Professor Waseem Qasim, an immunologist at Great Ormond Street Hospital, who designed the artificial immune cells, said: “In theory, these artificial immune cells could be mass produced ready to treat patients when they are diagnosed with leukaemia.”

The trials followed the 2015 case of Layla Richards, then aged one, who was dying of acute lymphoblastic leukaemia when she was given a prototype of the then untested treatment at the hospital. She has been in remission ever since.....

The results, discussed at a conference on gene editing at the Royal Society last week, have emerged from two separate trials. One was on children aged up to 16, at Great Ormond Street, and the other on adults. Only a few patients were involved because the aim was to assess how safe the artificial cells might be. Any mainstream treatment remains some way off.

“Of the five patients in the children’s trial, all went into remission,” said Qasim. “One has since died from other complications while two more had their leukaemia come back and also died, but two have gone six months without disease.” Professor Paul Veys, director of the Great Ormond Street bone marrow transplant unit, who works with Qasim, said: “As they were all close to death this is a very encouraging result.”

The second trial, on adults, is at King’s College Hospital, in south London, with seven patients treated so far — all of them “on the brink of death”, said Dr Reuben Benjamin, a consultant haematologist.
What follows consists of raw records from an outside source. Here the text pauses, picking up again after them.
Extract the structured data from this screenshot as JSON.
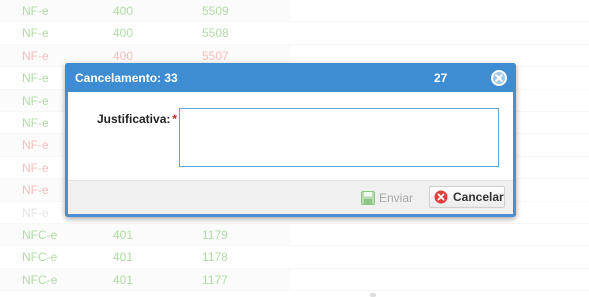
{
  "rows": [
    {
      "type": "NF-e",
      "series": "400",
      "number": "5509",
      "status": "ok"
    },
    {
      "type": "NF-e",
      "series": "400",
      "number": "5508",
      "status": "ok"
    },
    {
      "type": "NF-e",
      "series": "400",
      "number": "5507",
      "status": "cancel"
    },
    {
      "type": "NF-e",
      "series": "",
      "number": "",
      "status": "ok"
    },
    {
      "type": "NF-e",
      "series": "",
      "number": "",
      "status": "ok"
    },
    {
      "type": "NF-e",
      "series": "",
      "number": "",
      "status": "ok"
    },
    {
      "type": "NF-e",
      "series": "",
      "number": "",
      "status": "cancel"
    },
    {
      "type": "NF-e",
      "series": "",
      "number": "",
      "status": "cancel"
    },
    {
      "type": "NF-e",
      "series": "",
      "number": "",
      "status": "cancel"
    },
    {
      "type": "NF-e",
      "series": "",
      "number": "",
      "status": "other"
    },
    {
      "type": "NFC-e",
      "series": "401",
      "number": "1179",
      "status": "ok"
    },
    {
      "type": "NFC-e",
      "series": "401",
      "number": "1178",
      "status": "ok"
    },
    {
      "type": "NFC-e",
      "series": "401",
      "number": "1177",
      "status": "ok"
    }
  ],
  "status_colors": {
    "ok": "#86c974",
    "cancel": "#f29a9a",
    "other": "#d4d4d4"
  },
  "dialog": {
    "title": "Cancelamento: 33",
    "count": "27",
    "field_label": "Justificativa:",
    "required_mark": "*",
    "field_value": "",
    "send_label": "Enviar",
    "cancel_label": "Cancelar",
    "header_color": "#3e8dd2"
  }
}
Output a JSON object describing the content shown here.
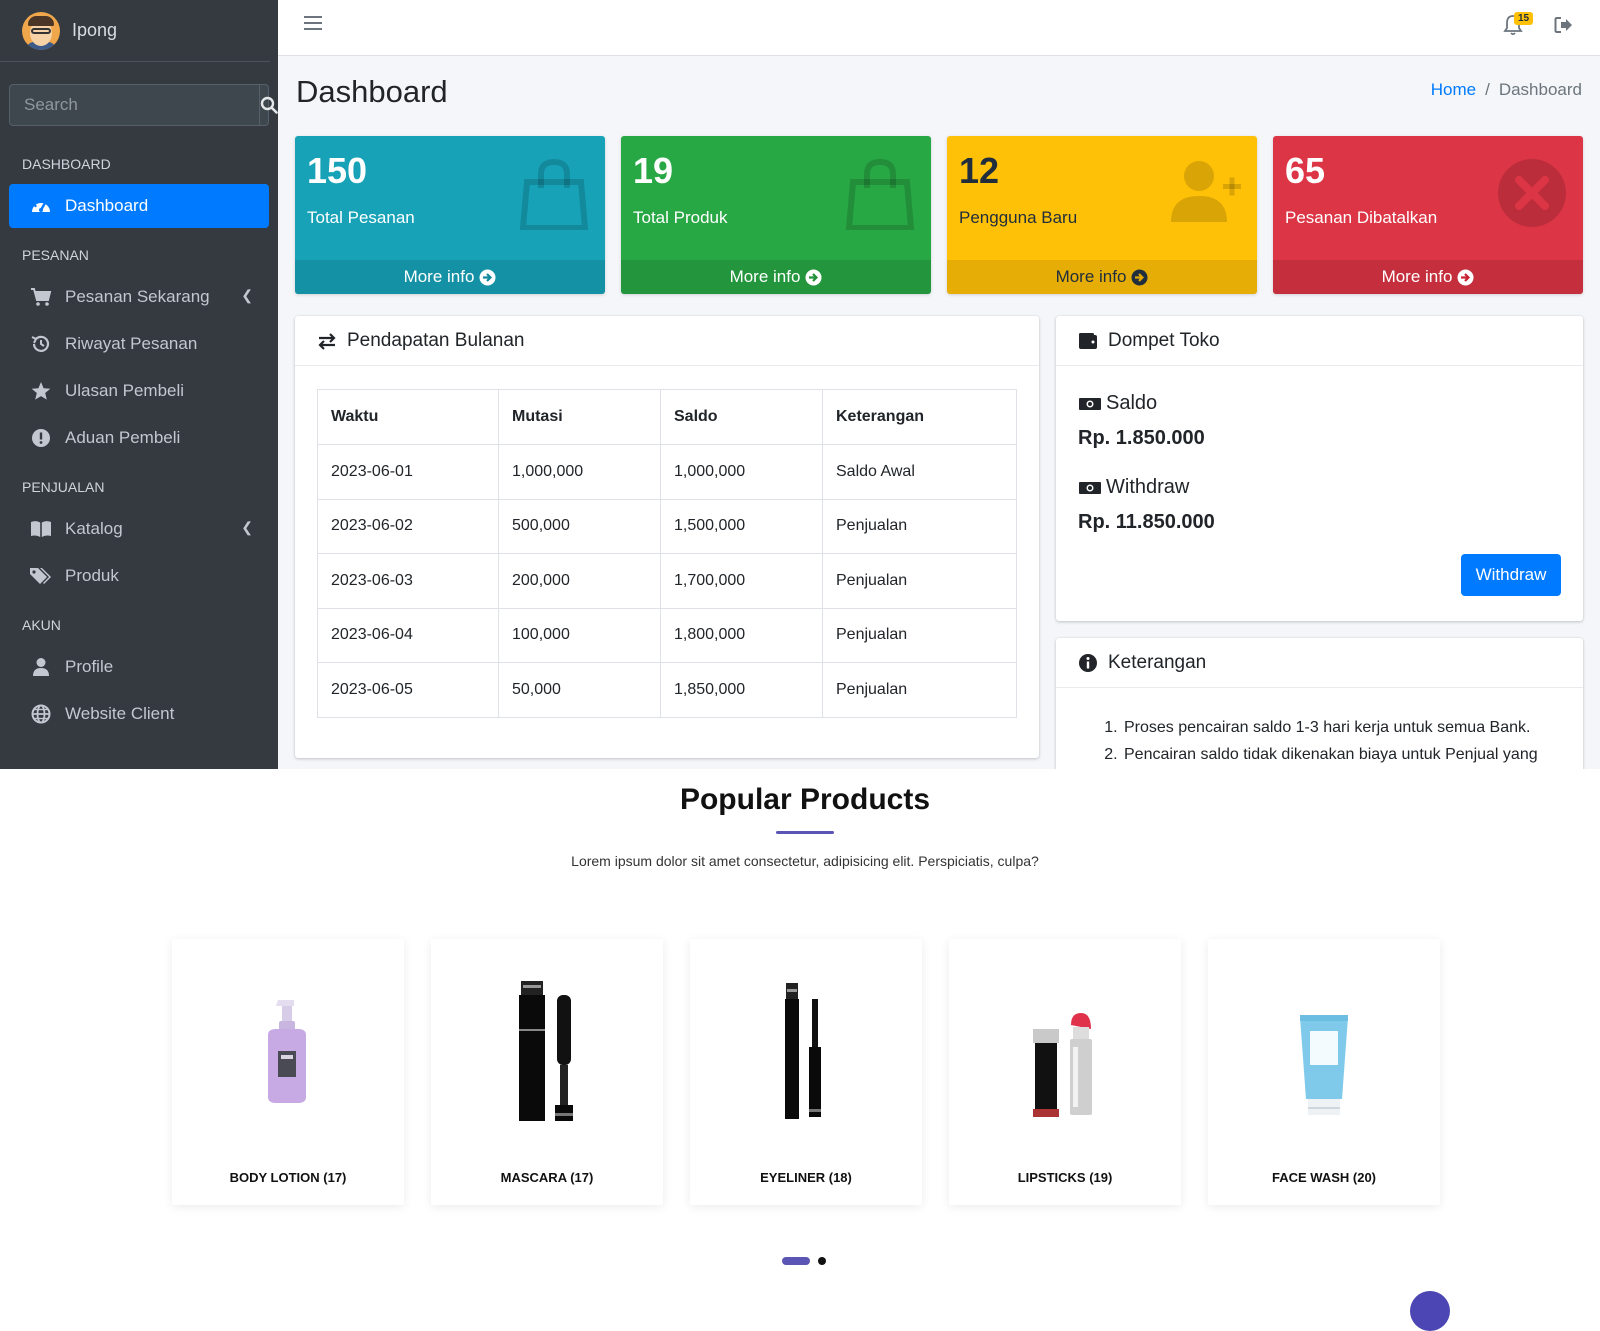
{
  "user": {
    "name": "Ipong"
  },
  "search": {
    "placeholder": "Search"
  },
  "sidebar": {
    "sections": [
      {
        "header": "DASHBOARD",
        "items": [
          {
            "label": "Dashboard",
            "icon": "tachometer-icon",
            "active": true
          }
        ]
      },
      {
        "header": "PESANAN",
        "items": [
          {
            "label": "Pesanan Sekarang",
            "icon": "cart-icon"
          },
          {
            "label": "Riwayat Pesanan",
            "icon": "history-icon"
          },
          {
            "label": "Ulasan Pembeli",
            "icon": "star-icon"
          },
          {
            "label": "Aduan Pembeli",
            "icon": "alert-icon"
          }
        ]
      },
      {
        "header": "PENJUALAN",
        "items": [
          {
            "label": "Katalog",
            "icon": "book-icon"
          },
          {
            "label": "Produk",
            "icon": "tags-icon"
          }
        ]
      },
      {
        "header": "AKUN",
        "items": [
          {
            "label": "Profile",
            "icon": "user-icon"
          },
          {
            "label": "Website Client",
            "icon": "globe-icon"
          }
        ]
      }
    ]
  },
  "topbar": {
    "notification_count": "15"
  },
  "page": {
    "title": "Dashboard"
  },
  "breadcrumb": {
    "home": "Home",
    "separator": "/",
    "current": "Dashboard"
  },
  "stats": [
    {
      "value": "150",
      "label": "Total Pesanan",
      "more": "More info",
      "color": "#17a2b8",
      "icon": "shopping-bag-icon"
    },
    {
      "value": "19",
      "label": "Total Produk",
      "more": "More info",
      "color": "#28a745",
      "icon": "shopping-bag-icon"
    },
    {
      "value": "12",
      "label": "Pengguna Baru",
      "more": "More info",
      "color": "#ffc107",
      "icon": "user-plus-icon"
    },
    {
      "value": "65",
      "label": "Pesanan Dibatalkan",
      "more": "More info",
      "color": "#dc3545",
      "icon": "times-circle-icon"
    }
  ],
  "revenue": {
    "title": "Pendapatan Bulanan",
    "columns": [
      "Waktu",
      "Mutasi",
      "Saldo",
      "Keterangan"
    ],
    "rows": [
      [
        "2023-06-01",
        "1,000,000",
        "1,000,000",
        "Saldo Awal"
      ],
      [
        "2023-06-02",
        "500,000",
        "1,500,000",
        "Penjualan"
      ],
      [
        "2023-06-03",
        "200,000",
        "1,700,000",
        "Penjualan"
      ],
      [
        "2023-06-04",
        "100,000",
        "1,800,000",
        "Penjualan"
      ],
      [
        "2023-06-05",
        "50,000",
        "1,850,000",
        "Penjualan"
      ]
    ]
  },
  "wallet": {
    "title": "Dompet Toko",
    "saldo_label": "Saldo",
    "saldo_amount": "Rp. 1.850.000",
    "withdraw_label": "Withdraw",
    "withdraw_amount": "Rp. 11.850.000",
    "withdraw_button": "Withdraw"
  },
  "notes": {
    "title": "Keterangan",
    "items": [
      "Proses pencairan saldo 1-3 hari kerja untuk semua Bank.",
      "Pencairan saldo tidak dikenakan biaya untuk Penjual yang"
    ]
  },
  "popular": {
    "title": "Popular Products",
    "subtitle": "Lorem ipsum dolor sit amet consectetur, adipisicing elit. Perspiciatis, culpa?",
    "products": [
      {
        "name": "BODY LOTION (17)",
        "icon": "lotion-bottle-icon"
      },
      {
        "name": "MASCARA (17)",
        "icon": "mascara-icon"
      },
      {
        "name": "EYELINER (18)",
        "icon": "eyeliner-icon"
      },
      {
        "name": "LIPSTICKS (19)",
        "icon": "lipstick-icon"
      },
      {
        "name": "FACE WASH (20)",
        "icon": "face-wash-tube-icon"
      }
    ]
  }
}
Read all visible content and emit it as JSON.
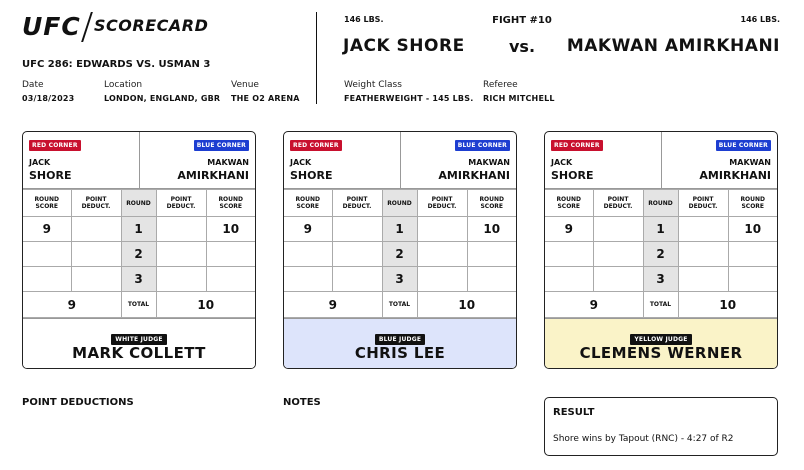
{
  "header": {
    "logo": "UFC",
    "logo_sub": "SCORECARD",
    "event": "UFC 286: EDWARDS VS. USMAN 3",
    "date_label": "Date",
    "date": "03/18/2023",
    "location_label": "Location",
    "location": "LONDON, ENGLAND, GBR",
    "venue_label": "Venue",
    "venue": "THE O2 ARENA"
  },
  "fight": {
    "number": "FIGHT #10",
    "weight_left": "146 LBS.",
    "weight_right": "146 LBS.",
    "fighter_left": "JACK SHORE",
    "vs": "vs.",
    "fighter_right": "MAKWAN AMIRKHANI",
    "weight_class_label": "Weight Class",
    "weight_class": "FEATHERWEIGHT - 145 LBS.",
    "referee_label": "Referee",
    "referee": "RICH MITCHELL"
  },
  "labels": {
    "red_corner": "RED CORNER",
    "blue_corner": "BLUE CORNER",
    "round_score": "ROUND SCORE",
    "point_deduct": "POINT DEDUCT.",
    "round": "ROUND",
    "total": "TOTAL",
    "red_first": "JACK",
    "red_last": "SHORE",
    "blue_first": "MAKWAN",
    "blue_last": "AMIRKHANI"
  },
  "cards": [
    {
      "judge_tag": "WHITE JUDGE",
      "judge_name": "MARK COLLETT",
      "rounds": [
        {
          "red_score": "9",
          "red_deduct": "",
          "round": "1",
          "blue_deduct": "",
          "blue_score": "10"
        },
        {
          "red_score": "",
          "red_deduct": "",
          "round": "2",
          "blue_deduct": "",
          "blue_score": ""
        },
        {
          "red_score": "",
          "red_deduct": "",
          "round": "3",
          "blue_deduct": "",
          "blue_score": ""
        }
      ],
      "red_total": "9",
      "blue_total": "10"
    },
    {
      "judge_tag": "BLUE JUDGE",
      "judge_name": "CHRIS LEE",
      "rounds": [
        {
          "red_score": "9",
          "red_deduct": "",
          "round": "1",
          "blue_deduct": "",
          "blue_score": "10"
        },
        {
          "red_score": "",
          "red_deduct": "",
          "round": "2",
          "blue_deduct": "",
          "blue_score": ""
        },
        {
          "red_score": "",
          "red_deduct": "",
          "round": "3",
          "blue_deduct": "",
          "blue_score": ""
        }
      ],
      "red_total": "9",
      "blue_total": "10"
    },
    {
      "judge_tag": "YELLOW JUDGE",
      "judge_name": "CLEMENS WERNER",
      "rounds": [
        {
          "red_score": "9",
          "red_deduct": "",
          "round": "1",
          "blue_deduct": "",
          "blue_score": "10"
        },
        {
          "red_score": "",
          "red_deduct": "",
          "round": "2",
          "blue_deduct": "",
          "blue_score": ""
        },
        {
          "red_score": "",
          "red_deduct": "",
          "round": "3",
          "blue_deduct": "",
          "blue_score": ""
        }
      ],
      "red_total": "9",
      "blue_total": "10"
    }
  ],
  "colors": {
    "red_corner": "#c8102e",
    "blue_corner": "#1d3ed1",
    "white_judge_bg": "#ffffff",
    "blue_judge_bg": "#dde4fb",
    "yellow_judge_bg": "#faf3c8"
  },
  "footer": {
    "point_deductions": "POINT DEDUCTIONS",
    "notes": "NOTES",
    "result_title": "RESULT",
    "result_text": "Shore wins by Tapout (RNC) - 4:27 of R2"
  }
}
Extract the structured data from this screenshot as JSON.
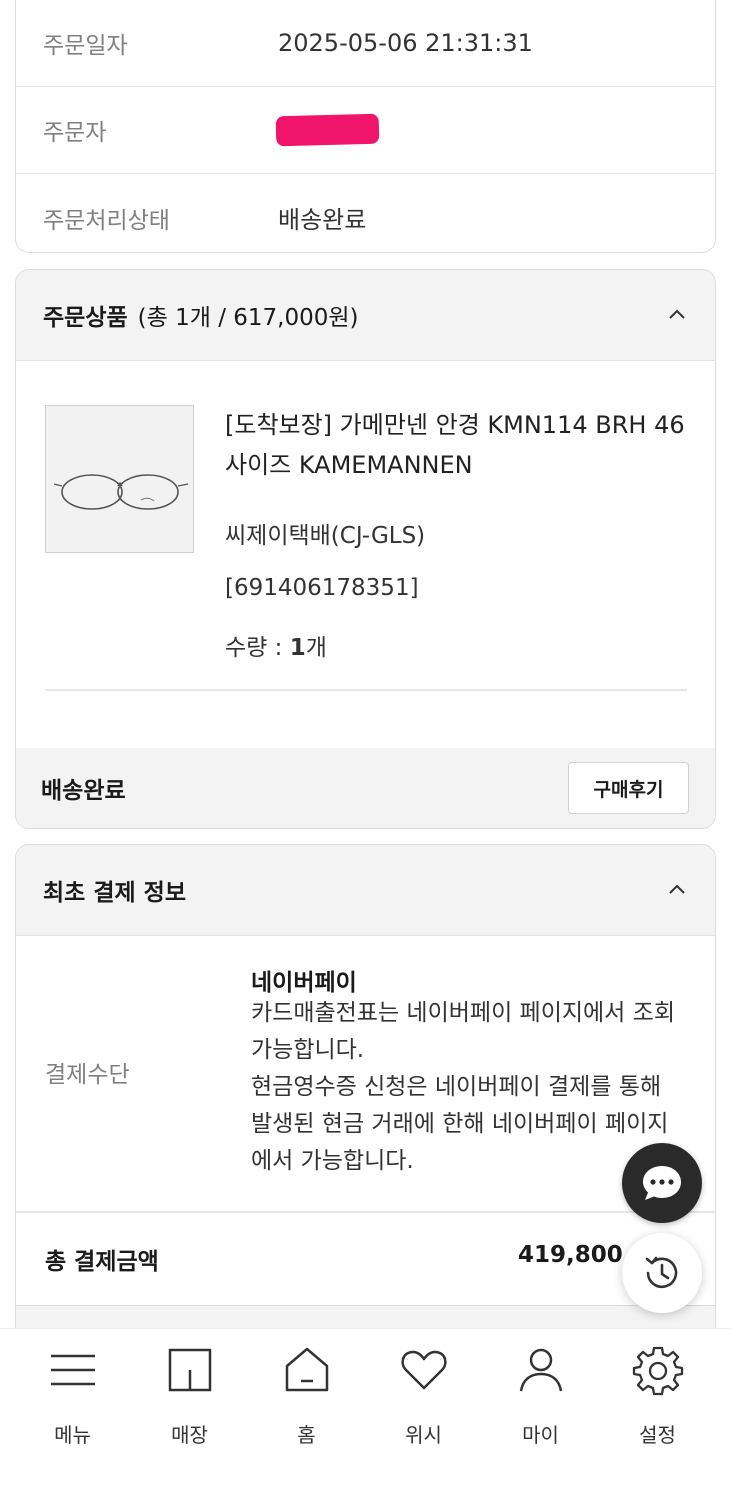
{
  "order_info": {
    "rows": [
      {
        "label": "주문일자",
        "value": "2025-05-06 21:31:31"
      },
      {
        "label": "주문자",
        "value": ""
      },
      {
        "label": "주문처리상태",
        "value": "배송완료"
      }
    ]
  },
  "order_products": {
    "header_strong": "주문상품",
    "header_rest": "(총 1개 / 617,000원)",
    "product": {
      "name": "[도착보장] 가메만넨 안경 KMN114 BRH 46사이즈 KAMEMANNEN",
      "courier": "씨제이택배(CJ-GLS)",
      "tracking": "[691406178351]",
      "quantity_label": "수량 : ",
      "quantity_value": "1",
      "quantity_unit": "개"
    },
    "status": "배송완료",
    "review_button": "구매후기"
  },
  "payment": {
    "header": "최초 결제 정보",
    "method_label": "결제수단",
    "method_name": "네이버페이",
    "description_lines": [
      "카드매출전표는 네이버페이 페이지에서 조회",
      "가능합니다.",
      "현금영수증 신청은 네이버페이 결제를 통해",
      "발생된 현금 거래에 한해 네이버페이 페이지",
      "에서 가능합니다."
    ],
    "total_label": "총 결제금액",
    "total_value": "419,800"
  },
  "bottom_nav": {
    "items": [
      {
        "label": "메뉴",
        "icon": "menu-icon"
      },
      {
        "label": "매장",
        "icon": "store-icon"
      },
      {
        "label": "홈",
        "icon": "home-icon"
      },
      {
        "label": "위시",
        "icon": "heart-icon"
      },
      {
        "label": "마이",
        "icon": "user-icon"
      },
      {
        "label": "설정",
        "icon": "gear-icon"
      }
    ]
  },
  "floating": {
    "chat_icon": "chat-icon",
    "history_icon": "history-icon"
  },
  "colors": {
    "redaction": "#f0156b",
    "chat_fab": "#2a2a2a"
  }
}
Of the five that went into remission, two remain clear, a third has relapsed and the remaining two have died of separate infections.

“This is a safety trial — not a therapeutic one, so we are very encouraged to get these results so early on,” said Benjamin. “The same approach could be applicable in other blood and bone cancers such as acute myeloid leukaemia, and myeloma while, in America, a related therapy licensed for treating certain types of leukaemia is coming to the market.”

The new treatment starts by extracting immune cells from the blood of a healthy donor. Such “T-cells” normally roam the body, hunting and destroying viruses or defective cells that might trigger disease. The T-cells are then treated with molecules that splice a new gene into their DNA — reprogramming them to hunt leukaemia cells instead — and infused into a patient’s blood. A second genetic modification protects the T-cell from being targeted by medications.

“Leukaemia in adults is a really nasty disease, with about a 40% survival rate,” said Benjamin. “This treatment is a potential game changer. In the space of a few years gene editing has given us a possible treatment for all these diseases. We need to be cautious but also hopeful.”....

UniFoxOs
11th Mar 2018, 09:25
What the long term effects of reverse Darwinism will be, are anybody's guess.

An over-populated world containing an ever-increasing proportion of people with rarer and rarer diseases requiring ever greater resources to ameliorate them.

ImageGear
11th Mar 2018, 10:02
I have a much younger family member with SLE lupus currently on circa 45 tablets per day, and the prognosis is not good.

Every few years we hear of advances but we just never seem to be able to improve the quality of life for people with this condition.

Perhaps some form of gene therapy could be the way forward?

IG

vapilot2004
11th Mar 2018, 10:30
One of my wife's friends is a medical researcher at university. At a gathering years ago, she was telling us that outside of the slow (but sure we were told) process of decoding DNA and identifying the structural defects (or errors as she called them) involved in specific diseases, the biggest challenge at that time was inserting enough of the corrected DNA (or maybe RNA?) bits into targeted cells. That challenge appears to have been met.

A quick look at Science Daily reveals at least a dozen diseases and conditions, all serious, that appear to be within reach of a cure or at least treatment as a chronic condition, through genetic therapies, just in the past two months. Well done, medical science.

UniFoxOs
11th Mar 2018, 10:40
Every few years we hear of advances but we just never seem to be able to improve the quality of life for people with this condition.

One of my best friends has this. Her prognosis was 5 years to live. That was 30 years ago. I suspect there has been improvement in the knowledge and treatment, but it has been very, very slow.